A sigma subunit binds to the core polymerase and directs the polymerase holoenzyme to a promoter, binding to the -10 and -35 regions. The DNA double helix is opened up at the -10 regions by RNA polymerase converting the closed promoter complex into the open promoter complex. Opening a helix tightens downstream and loosens upstream. Topoisomerases regulate transcription. 12 to 15bp are unwound, from within the -10 region to position +2 or +3, this exposes the transcriptional start site. RNA polymerase can now make an RNA copy from the antisense strand. Next elongation begins.
After roughly 10 nucleotides of RNA synthesis, the sigma subunit is exposed leading to elongation. Elongation is when the sigma subunit disengages from the holoenzyme and the core enzyme continues to make new RNA. Termination is when RNA polymerase core enzyme dissociates from the DNA and transcription halts. There are two methods of termination. One requires the protein Rho, meaning it is Rho-dependent whilst the other does not (Rho-independent). The functioning signals are recognised in the newly synthesised RNA and not the DNA template. Where Rho is not needed there is a terminator sequence in the RNA that is recognised. Whilst where there is rho, the rho binds to the cytosine-rich, guanine-poor sequence in RNA and uses its helicase activity to chase RNA polymerase. Note that rho can move faster than RNA polymerase.
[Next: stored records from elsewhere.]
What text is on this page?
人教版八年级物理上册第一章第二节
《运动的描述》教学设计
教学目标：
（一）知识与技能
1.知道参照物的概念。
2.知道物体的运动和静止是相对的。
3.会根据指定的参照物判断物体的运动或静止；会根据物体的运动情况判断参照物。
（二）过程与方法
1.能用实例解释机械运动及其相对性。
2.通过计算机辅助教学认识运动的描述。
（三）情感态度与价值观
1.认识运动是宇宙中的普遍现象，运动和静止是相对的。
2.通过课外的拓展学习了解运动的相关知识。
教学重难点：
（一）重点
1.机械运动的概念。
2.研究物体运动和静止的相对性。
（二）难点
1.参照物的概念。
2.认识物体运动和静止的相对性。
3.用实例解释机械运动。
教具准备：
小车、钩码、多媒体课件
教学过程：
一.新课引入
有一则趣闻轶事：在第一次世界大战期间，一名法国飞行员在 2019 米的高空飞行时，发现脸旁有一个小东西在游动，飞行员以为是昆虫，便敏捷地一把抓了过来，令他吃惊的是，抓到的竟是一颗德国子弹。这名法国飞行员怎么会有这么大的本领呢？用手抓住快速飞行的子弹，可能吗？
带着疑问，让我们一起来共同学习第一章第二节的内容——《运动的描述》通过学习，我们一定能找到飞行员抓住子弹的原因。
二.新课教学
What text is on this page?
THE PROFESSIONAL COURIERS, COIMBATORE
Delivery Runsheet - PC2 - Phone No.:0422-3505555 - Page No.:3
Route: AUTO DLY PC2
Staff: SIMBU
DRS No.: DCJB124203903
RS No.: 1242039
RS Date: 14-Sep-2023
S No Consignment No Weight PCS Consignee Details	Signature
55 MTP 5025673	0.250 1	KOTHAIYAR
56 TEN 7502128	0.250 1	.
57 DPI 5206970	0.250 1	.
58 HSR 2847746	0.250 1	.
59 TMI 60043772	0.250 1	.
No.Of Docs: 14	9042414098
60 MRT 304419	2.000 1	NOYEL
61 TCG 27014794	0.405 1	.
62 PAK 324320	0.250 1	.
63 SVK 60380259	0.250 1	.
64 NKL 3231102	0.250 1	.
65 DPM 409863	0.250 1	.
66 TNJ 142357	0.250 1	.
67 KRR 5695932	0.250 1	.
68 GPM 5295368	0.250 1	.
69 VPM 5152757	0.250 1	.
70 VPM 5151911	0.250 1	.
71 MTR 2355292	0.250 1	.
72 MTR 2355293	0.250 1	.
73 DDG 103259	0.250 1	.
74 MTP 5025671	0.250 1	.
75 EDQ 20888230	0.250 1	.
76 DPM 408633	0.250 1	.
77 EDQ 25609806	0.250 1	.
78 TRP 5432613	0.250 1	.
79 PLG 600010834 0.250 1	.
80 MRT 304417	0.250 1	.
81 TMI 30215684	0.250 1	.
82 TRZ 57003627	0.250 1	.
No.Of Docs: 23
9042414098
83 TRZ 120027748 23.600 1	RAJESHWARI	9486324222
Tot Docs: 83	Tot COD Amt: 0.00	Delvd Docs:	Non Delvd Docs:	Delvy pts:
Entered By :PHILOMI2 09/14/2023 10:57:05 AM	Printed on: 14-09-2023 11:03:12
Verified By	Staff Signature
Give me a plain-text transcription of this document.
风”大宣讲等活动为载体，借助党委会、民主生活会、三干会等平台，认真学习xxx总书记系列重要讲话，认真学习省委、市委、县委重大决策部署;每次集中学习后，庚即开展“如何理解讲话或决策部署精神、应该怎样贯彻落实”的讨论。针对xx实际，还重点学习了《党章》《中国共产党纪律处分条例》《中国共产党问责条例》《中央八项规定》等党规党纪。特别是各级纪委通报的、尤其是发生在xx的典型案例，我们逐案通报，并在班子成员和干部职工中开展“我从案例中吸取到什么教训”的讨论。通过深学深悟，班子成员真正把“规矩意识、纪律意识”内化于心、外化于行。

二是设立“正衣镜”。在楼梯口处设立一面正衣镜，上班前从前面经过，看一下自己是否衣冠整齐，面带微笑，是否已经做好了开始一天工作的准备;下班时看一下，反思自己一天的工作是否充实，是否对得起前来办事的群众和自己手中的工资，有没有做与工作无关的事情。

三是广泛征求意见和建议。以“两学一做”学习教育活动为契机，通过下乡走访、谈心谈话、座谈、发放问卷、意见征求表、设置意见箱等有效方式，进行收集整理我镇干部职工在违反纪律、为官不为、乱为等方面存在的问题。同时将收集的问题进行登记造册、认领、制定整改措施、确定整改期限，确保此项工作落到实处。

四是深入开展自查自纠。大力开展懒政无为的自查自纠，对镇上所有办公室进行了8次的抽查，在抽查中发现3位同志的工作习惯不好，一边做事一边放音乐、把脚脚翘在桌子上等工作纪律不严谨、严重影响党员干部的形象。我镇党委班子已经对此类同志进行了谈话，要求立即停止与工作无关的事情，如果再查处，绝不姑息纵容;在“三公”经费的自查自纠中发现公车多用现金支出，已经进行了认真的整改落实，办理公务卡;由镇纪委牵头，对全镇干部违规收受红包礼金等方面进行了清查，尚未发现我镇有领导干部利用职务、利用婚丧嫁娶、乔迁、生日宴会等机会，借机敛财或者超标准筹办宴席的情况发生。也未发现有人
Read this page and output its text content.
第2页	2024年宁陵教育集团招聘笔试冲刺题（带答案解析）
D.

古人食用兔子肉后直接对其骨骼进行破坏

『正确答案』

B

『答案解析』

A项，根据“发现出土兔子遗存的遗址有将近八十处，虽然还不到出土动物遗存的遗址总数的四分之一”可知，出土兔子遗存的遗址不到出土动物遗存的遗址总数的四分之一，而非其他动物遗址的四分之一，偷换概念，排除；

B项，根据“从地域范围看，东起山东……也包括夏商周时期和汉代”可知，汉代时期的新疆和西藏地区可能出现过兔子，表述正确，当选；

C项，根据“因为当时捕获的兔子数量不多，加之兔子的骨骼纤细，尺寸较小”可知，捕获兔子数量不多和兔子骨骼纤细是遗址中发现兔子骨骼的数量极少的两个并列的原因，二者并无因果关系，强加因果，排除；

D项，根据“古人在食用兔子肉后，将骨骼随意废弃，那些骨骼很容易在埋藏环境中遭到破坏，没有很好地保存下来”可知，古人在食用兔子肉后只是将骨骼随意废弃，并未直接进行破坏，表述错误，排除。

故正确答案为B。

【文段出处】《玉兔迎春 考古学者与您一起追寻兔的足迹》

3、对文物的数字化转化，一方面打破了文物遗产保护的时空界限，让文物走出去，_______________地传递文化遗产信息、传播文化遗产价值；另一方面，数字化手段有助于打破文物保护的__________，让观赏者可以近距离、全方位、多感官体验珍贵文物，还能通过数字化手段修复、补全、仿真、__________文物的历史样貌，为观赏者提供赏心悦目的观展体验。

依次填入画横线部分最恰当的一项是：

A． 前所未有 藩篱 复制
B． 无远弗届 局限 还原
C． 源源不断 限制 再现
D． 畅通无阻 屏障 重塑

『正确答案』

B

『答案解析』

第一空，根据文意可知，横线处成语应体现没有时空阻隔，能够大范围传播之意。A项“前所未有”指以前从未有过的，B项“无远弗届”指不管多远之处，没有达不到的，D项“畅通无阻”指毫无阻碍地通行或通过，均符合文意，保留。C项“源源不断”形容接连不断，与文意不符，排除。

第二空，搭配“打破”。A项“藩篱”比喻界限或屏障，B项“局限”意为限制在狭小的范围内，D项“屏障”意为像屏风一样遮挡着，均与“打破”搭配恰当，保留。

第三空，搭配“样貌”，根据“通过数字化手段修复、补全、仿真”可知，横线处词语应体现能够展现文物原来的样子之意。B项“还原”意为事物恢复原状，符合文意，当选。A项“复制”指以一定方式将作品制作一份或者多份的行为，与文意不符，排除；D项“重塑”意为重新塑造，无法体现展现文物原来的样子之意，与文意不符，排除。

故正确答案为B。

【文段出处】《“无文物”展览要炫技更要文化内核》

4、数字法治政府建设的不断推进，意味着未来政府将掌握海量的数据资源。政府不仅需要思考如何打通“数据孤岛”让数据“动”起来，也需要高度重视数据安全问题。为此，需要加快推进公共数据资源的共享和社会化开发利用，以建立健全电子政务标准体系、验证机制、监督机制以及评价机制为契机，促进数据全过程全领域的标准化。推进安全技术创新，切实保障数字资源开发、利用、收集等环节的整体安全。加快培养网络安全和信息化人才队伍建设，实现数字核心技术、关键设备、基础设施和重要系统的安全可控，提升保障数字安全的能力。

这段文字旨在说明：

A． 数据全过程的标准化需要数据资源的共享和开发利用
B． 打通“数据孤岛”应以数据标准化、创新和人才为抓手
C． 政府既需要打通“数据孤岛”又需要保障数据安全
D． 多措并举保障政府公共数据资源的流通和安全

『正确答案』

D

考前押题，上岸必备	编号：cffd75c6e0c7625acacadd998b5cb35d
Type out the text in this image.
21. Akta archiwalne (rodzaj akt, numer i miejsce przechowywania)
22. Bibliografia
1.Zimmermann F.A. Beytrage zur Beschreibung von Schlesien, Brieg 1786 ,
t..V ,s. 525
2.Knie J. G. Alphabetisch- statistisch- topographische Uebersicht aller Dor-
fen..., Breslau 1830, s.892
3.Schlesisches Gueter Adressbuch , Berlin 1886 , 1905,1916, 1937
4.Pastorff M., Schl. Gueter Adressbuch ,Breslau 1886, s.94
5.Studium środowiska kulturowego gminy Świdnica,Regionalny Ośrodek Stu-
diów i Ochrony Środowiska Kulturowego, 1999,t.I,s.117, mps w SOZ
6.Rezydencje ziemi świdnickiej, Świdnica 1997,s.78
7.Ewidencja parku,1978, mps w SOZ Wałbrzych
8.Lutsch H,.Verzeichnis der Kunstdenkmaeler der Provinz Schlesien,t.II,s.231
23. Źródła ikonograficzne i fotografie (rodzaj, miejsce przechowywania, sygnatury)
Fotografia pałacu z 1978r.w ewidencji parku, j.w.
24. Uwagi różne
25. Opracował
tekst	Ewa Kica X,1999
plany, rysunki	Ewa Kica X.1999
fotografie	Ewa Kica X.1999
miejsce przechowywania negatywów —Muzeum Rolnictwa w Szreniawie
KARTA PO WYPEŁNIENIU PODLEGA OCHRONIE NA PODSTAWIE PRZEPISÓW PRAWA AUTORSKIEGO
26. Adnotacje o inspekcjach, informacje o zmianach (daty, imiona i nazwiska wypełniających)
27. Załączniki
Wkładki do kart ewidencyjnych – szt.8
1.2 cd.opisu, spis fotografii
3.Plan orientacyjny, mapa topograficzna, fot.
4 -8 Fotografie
Once it has reached RNA polymerase it disrupts the DNA:RNA hybrid, releasing the DNA.
Polymerase binding causes DNA to bend, this opens up the helix. You can see this for yourself if you find a spring, and bend it, you will see the wires in the centre are spread apart and further exposed. This is why no ATP is needed for transcription to occur. Rifampicin is an inhibitor of prokaryotic transcription. It inhibits RNA polymerase by binding tightly to the RNA exit channel, therefore affecting initiation.